Die Bestimmung dient der Umsetzung des Art 9 der Richtlinie (EU) 2016/943 über den Schutz vertraulichen Know-hows und vertraulicher Geschäftsinformationen (Geschäftsgeheimnisse) vor rechtswidrigem Erwerb sowie rechtswidriger Nutzung und Offenlegung und soll spezielle verfahrensrechtliche Bestimmungen über den Schutz von Geschäftsgeheimnissen sowohl des Klägers als auch des Beklagten regeln.

Bei der Auslegung der nationalen Vorschrift haben sich die Gerichte so weit wie möglich am Wortlaut und Zweck der Richtlinie zu orientieren. Nach der Richtlinie ist der verfahrensrechtliche Geschäftsgeheimnisschutz nur dann zu gewähren, wenn es sich um ein Verfahren handelt, das den rechtswidrigen Erwerb, die rechtswidrige Nutzung oder Offenlegung eines Geheimnisses zum Gegenstand hat. Die Norm ist daher nicht anwendbar, wenn das Geschäftsgeheimnis nur beiläufig zu Tage tritt. Es werden lediglich Verfahren nach § 26c UWG erfasst, bei denen die rechtswidrige Erlangung oder Verwendung des Geschäftsgeheimnisses den Verfahrensgegenstand an sich bildet. Eine Ausdehnung auf Verfahren, die nicht der Wahrung und Durchsetzung von Geschäftsgeheimnissen dienen, lässt sich aus diesem Normzweck daher nicht ableiten. Hätte der Gesetzgeber eine generelle Anwendung auch in anderen Verfahren intendiert, wäre eine Regelung in den allgemeinen Verfahrensgesetzen und nicht im Rahmen wettbewerbsrechtlicher Sondervorschriften zu erwarten gewesen.

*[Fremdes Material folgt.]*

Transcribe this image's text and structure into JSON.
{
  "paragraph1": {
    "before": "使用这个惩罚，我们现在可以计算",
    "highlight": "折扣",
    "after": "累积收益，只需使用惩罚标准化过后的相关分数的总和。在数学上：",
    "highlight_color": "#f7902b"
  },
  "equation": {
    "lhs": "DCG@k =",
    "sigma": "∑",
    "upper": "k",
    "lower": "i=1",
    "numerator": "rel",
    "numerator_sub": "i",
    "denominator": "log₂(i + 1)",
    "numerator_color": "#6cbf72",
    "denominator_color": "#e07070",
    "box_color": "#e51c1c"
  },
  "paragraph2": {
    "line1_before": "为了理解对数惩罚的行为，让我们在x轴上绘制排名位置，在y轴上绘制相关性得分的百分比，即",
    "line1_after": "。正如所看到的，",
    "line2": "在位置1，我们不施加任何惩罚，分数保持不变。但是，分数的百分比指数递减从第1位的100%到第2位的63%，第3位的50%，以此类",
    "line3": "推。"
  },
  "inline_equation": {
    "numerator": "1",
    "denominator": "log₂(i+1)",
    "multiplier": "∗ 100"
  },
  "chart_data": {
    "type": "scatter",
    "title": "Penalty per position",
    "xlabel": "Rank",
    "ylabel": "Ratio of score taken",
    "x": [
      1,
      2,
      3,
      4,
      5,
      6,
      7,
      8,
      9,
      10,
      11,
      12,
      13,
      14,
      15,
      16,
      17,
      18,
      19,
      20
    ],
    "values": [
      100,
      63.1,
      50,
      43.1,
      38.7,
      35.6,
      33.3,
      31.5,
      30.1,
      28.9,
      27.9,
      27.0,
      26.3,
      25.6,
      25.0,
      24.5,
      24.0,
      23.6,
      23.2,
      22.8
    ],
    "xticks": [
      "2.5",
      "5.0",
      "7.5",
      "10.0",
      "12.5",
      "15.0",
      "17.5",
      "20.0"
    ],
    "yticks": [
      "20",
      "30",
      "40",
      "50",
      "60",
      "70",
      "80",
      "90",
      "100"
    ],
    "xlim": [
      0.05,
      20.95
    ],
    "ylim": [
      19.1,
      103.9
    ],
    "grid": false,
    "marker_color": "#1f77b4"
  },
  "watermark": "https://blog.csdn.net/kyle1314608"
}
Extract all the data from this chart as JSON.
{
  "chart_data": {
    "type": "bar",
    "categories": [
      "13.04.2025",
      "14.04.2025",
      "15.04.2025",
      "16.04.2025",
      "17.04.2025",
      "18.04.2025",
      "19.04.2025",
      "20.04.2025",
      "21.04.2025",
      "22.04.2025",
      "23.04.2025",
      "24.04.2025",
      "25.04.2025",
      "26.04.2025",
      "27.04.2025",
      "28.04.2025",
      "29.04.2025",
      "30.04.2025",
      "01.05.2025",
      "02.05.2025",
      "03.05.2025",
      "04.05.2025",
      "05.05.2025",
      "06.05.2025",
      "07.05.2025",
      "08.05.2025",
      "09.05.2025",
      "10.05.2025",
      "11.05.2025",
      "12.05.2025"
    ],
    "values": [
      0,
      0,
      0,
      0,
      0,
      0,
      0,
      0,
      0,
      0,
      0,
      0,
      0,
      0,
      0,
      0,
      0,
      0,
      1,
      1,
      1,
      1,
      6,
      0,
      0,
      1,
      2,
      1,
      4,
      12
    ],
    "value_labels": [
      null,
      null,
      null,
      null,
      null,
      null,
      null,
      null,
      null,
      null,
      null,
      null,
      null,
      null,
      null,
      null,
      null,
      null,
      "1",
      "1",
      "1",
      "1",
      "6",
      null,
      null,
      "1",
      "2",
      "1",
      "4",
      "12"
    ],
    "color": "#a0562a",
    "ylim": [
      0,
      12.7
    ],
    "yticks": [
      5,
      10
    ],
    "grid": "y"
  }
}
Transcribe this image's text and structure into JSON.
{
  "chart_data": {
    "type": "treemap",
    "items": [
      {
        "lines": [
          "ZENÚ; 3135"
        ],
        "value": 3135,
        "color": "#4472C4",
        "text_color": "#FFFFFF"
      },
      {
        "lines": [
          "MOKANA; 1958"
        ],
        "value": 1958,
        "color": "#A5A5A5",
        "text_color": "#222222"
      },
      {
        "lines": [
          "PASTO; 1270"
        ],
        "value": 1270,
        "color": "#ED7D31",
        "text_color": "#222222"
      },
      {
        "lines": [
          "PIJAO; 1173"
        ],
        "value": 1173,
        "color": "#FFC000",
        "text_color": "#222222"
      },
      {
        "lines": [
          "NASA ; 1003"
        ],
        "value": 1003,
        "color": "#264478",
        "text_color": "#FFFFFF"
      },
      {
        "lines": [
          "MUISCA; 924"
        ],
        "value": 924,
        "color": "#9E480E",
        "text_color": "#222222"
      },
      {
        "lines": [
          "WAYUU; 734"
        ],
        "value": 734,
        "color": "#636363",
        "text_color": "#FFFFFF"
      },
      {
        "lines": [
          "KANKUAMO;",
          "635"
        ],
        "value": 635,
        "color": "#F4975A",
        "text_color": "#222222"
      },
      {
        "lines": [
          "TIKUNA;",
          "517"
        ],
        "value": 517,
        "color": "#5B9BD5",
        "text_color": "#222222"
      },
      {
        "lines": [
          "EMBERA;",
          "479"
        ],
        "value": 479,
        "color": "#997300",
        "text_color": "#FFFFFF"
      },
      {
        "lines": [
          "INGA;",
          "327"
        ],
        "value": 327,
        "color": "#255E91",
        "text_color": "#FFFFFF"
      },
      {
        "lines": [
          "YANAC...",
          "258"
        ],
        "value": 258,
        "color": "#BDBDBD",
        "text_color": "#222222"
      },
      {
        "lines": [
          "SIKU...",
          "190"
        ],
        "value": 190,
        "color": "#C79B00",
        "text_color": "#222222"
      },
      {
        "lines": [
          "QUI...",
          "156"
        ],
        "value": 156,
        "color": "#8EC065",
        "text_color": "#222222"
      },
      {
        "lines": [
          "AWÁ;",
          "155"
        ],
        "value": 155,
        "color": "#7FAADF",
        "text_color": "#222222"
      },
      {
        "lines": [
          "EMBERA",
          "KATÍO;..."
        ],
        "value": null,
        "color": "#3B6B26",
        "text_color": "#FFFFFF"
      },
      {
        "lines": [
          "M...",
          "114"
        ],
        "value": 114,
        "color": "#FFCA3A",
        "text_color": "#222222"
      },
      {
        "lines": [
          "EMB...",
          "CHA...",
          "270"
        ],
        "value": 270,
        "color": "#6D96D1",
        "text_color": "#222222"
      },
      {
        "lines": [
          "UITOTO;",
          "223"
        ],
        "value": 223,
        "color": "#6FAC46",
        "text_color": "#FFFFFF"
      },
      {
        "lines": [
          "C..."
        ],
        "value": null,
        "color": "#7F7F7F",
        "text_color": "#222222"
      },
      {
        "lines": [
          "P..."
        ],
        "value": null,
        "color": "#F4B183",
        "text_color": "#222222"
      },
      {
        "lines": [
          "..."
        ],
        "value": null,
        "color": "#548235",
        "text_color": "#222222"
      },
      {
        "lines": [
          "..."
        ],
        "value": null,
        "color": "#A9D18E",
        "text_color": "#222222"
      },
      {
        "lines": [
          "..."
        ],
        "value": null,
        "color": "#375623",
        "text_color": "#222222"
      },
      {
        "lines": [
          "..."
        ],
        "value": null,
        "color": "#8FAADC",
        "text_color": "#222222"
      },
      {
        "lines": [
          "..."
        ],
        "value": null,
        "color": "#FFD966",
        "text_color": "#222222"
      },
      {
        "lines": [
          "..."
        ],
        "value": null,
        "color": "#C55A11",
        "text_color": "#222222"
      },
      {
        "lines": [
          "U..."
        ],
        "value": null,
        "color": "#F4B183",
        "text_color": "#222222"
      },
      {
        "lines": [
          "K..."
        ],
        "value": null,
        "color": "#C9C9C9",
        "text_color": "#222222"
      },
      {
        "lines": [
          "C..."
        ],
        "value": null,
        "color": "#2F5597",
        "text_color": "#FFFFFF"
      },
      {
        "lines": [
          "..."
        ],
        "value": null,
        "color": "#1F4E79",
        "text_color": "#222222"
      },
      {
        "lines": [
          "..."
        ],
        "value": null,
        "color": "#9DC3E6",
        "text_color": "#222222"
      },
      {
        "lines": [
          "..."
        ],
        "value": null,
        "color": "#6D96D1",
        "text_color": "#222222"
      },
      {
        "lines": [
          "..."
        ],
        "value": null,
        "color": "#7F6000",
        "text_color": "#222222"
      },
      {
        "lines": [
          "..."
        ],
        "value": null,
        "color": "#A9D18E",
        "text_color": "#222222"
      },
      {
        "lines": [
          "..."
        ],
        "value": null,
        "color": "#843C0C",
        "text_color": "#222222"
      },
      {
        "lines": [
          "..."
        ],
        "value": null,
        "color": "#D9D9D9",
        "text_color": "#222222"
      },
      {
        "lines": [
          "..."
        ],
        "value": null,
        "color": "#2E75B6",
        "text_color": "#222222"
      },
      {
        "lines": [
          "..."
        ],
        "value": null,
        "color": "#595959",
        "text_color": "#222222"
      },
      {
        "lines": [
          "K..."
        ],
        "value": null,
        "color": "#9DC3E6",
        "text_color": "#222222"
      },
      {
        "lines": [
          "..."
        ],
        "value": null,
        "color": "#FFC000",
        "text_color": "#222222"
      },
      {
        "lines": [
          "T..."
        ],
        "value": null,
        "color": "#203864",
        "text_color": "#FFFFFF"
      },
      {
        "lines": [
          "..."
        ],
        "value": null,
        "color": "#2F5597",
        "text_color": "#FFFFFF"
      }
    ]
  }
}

Der verfahrensrechtliche Geheimnisschutz des § 29h UWG ist daher auf Verfahren beschränkt, die den rechtswidrigen Erwerb, die rechtswidrige Nutzung oder Offenlegung eines Geheimnisses gemäß §§ 26c ff UWG zum Gegenstand haben. Die Bestimmung stellt daher keine sondergesetzlich geregelte Grundlage zur Einschränkung des einer Partei zustehenden Rechts auf Akteneinsicht im Verlassenschaftsverfahren dar.